SON 3 GÜNDEN SONRA HEM FAİZLER HEM DOLAR PATLAYACAK…
“Biz sözde değil özde demokratız. Hukuka saygılıyız. Hukuk devleti olmadan ülkede ne demokrasi gelişir. Son 3 gün. Son 3 günden sonra hem faizler hem dolar patlayacak. Ekonomi kötüye gidiyor. Ekonomide kötülük sizlerin cebine zam olarak yansıyacaktır. Bizi kıskanıyorlar. Sizi kıskanıyorlar. Çünkü siz bana destek veriyorsunuz.”
KOMİK DURUMA DÜŞÜYORLAR…
“Afişlerimize taktılar. Onları indirtmeye çalışıyorlar. İlçe Seçim Kurulu’na gittiler. Dayanıksız bina olduğu söylendi. Stadın karşısındaki binaya bakın orada da var bir afiş. Cumhurbaşkanı’nın kocaman bir 18 Mart için asılan afişi var. O eski Defterdarlık binası da dayanıksız. Çürük bina raporu var o binada. İl Seçim Kurulu da ‘Kaldırın’ dedi. En son YSK’ya gittik. YSK oy birliği ile afişlerin kalması kararını verdi. Dün tekrar YSK’ya müracaat ediyorlar. Diyorlar ki: ‘Altındaki dükkan kapandı. Çürük bina.’ Sonra yeniden karar veriliyor. Yasaklar var zaten cumartesi günü kaldıracağız. Nelerle uğraşıyorlar. Komik duruma düşüyorlar.”

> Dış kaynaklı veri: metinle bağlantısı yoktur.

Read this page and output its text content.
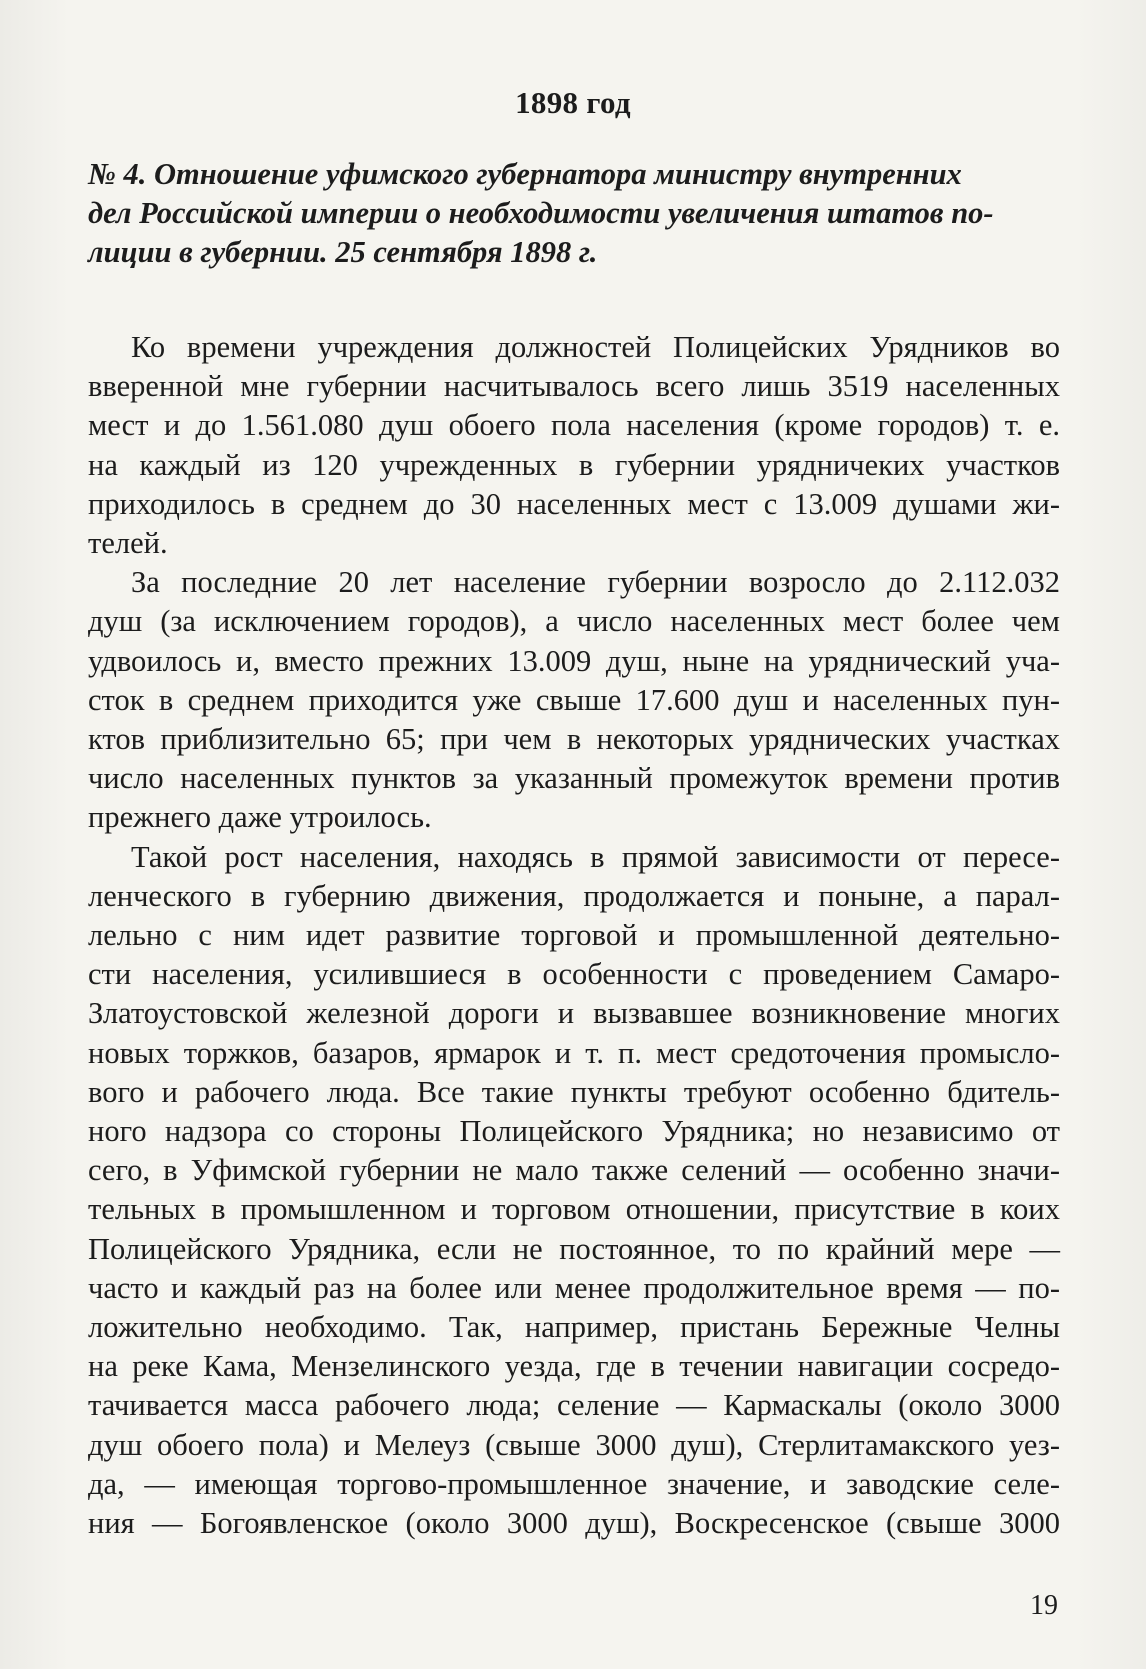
1898 год
№ 4. Отношение уфимского губернатора министру внутренних
дел Российской империи о необходимости увеличения штатов по-
лиции в губернии. 25 сентября 1898 г.
Ко времени учреждения должностей Полицейских Урядников во
вверенной мне губернии насчитывалось всего лишь 3519 населенных
мест и до 1.561.080 душ обоего пола населения (кроме городов) т. е.
на каждый из 120 учрежденных в губернии урядничеких участков
приходилось в среднем до 30 населенных мест с 13.009 душами жи-
телей.
За последние 20 лет население губернии возросло до 2.112.032
душ (за исключением городов), а число населенных мест более чем
удвоилось и, вместо прежних 13.009 душ, ныне на урядничеcкий уча-
сток в среднем приходится уже свыше 17.600 душ и населенных пун-
ктов приблизительно 65; при чем в некоторых урядничеcких участках
число населенных пунктов за указанный промежуток времени против
прежнего даже утроилось.
Такой рост населения, находясь в прямой зависимости от пересе-
ленческого в губернию движения, продолжается и поныне, а парал-
лельно с ним идет развитие торговой и промышленной деятельно-
сти населения, усилившиеся в особенности с проведением Самаро-
Златоустовской железной дороги и вызвавшее возникновение многих
новых торжков, базаров, ярмарок и т. п. мест средоточения промысло-
вого и рабочего люда. Все такие пункты требуют особенно бдитель-
ного надзора со стороны Полицейского Урядника; но независимо от
сего, в Уфимской губернии не мало также селений — особенно значи-
тельных в промышленном и торговом отношении, присутствие в коих
Полицейского Урядника, если не постоянное, то по крайний мере —
часто и каждый раз на более или менее продолжительное время — по-
ложительно необходимо. Так, например, пристань Бережные Челны
на реке Кама, Мензелинского уезда, где в течении навигации сосредо-
тачивается масса рабочего люда; селение — Кармаскалы (около 3000
душ обоего пола) и Мелеуз (свыше 3000 душ), Стерлитамакского уез-
да, — имеющая торгово-промышленное значение, и заводские селе-
ния — Богоявленское (около 3000 душ), Воскресенское (свыше 3000
19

BU NASIL BİR ANLAYIŞTIR..!
“Sosyal konutlara Sayın Ayhan Gider mektup yollamış. ‘Bitiremediler’ diyor. Nedenini kaç kez anlattık. Oradaki süreçte riskli alan ilan edilmesi gerekiyor. İlan edilmesi için her türlü girişimde bulunduk. Raporları yaptık. Şu anda evrak Bakanlık’ta. İmzasına kaldı. ‘Bana oy verin hemen yaptırırım’ diyor. Vermezse ne olacak? Kalacak mı orası? Böyle bir şey olabilir mi? Bu nasıl bir anlayıştır? Nereden geliyor? Açın televizyonu en yukarılardan buraya sirayet ediyor.”
ALMAN PLAKALI BİR ARAÇLA ARKADAŞLARIMIZI DARP ETMİŞLER…
“Tansaş’ın karşısında afişler vardı. Şikayet etmişler. Hepsi kalktı. Geçen gün kamu direklerine afiş asmışlar. Onlar kaldırıldı. Daha sonra dün akşam tekrar kaldırılan yere adayın resimlerini yapıştırmaya başlamışlar. Bizim arkadaşlar fotoğraf çekip ‘yasak’ demişler. Bizim arkadaşları darp etmişler. Alman plakalı bir arabayla. Ormanda çalışan bir eleman. Onun için bu anlayışa bir tek oy vermemelisiniz. Şiddetle karşı çıkmalısınız. İnsanların demokratik süreçlerindeki haklarını kullanmasına müsaade etmiyorlar. ‘Özgür değil miyiz?’ diyorlar ya işte bu. Bunların burada iktidar olduğunu düşünün bütün kazanılmış haklarınızı elinizden alırlar. Başka yerlerde görüyorsunuz çok dikkatli olun. Bu seçimi kazanmak yetmez. Bu seçimi yüksek oy oranıyla kazanmamız. 70’lerin üstüne çıkmamız lazım.”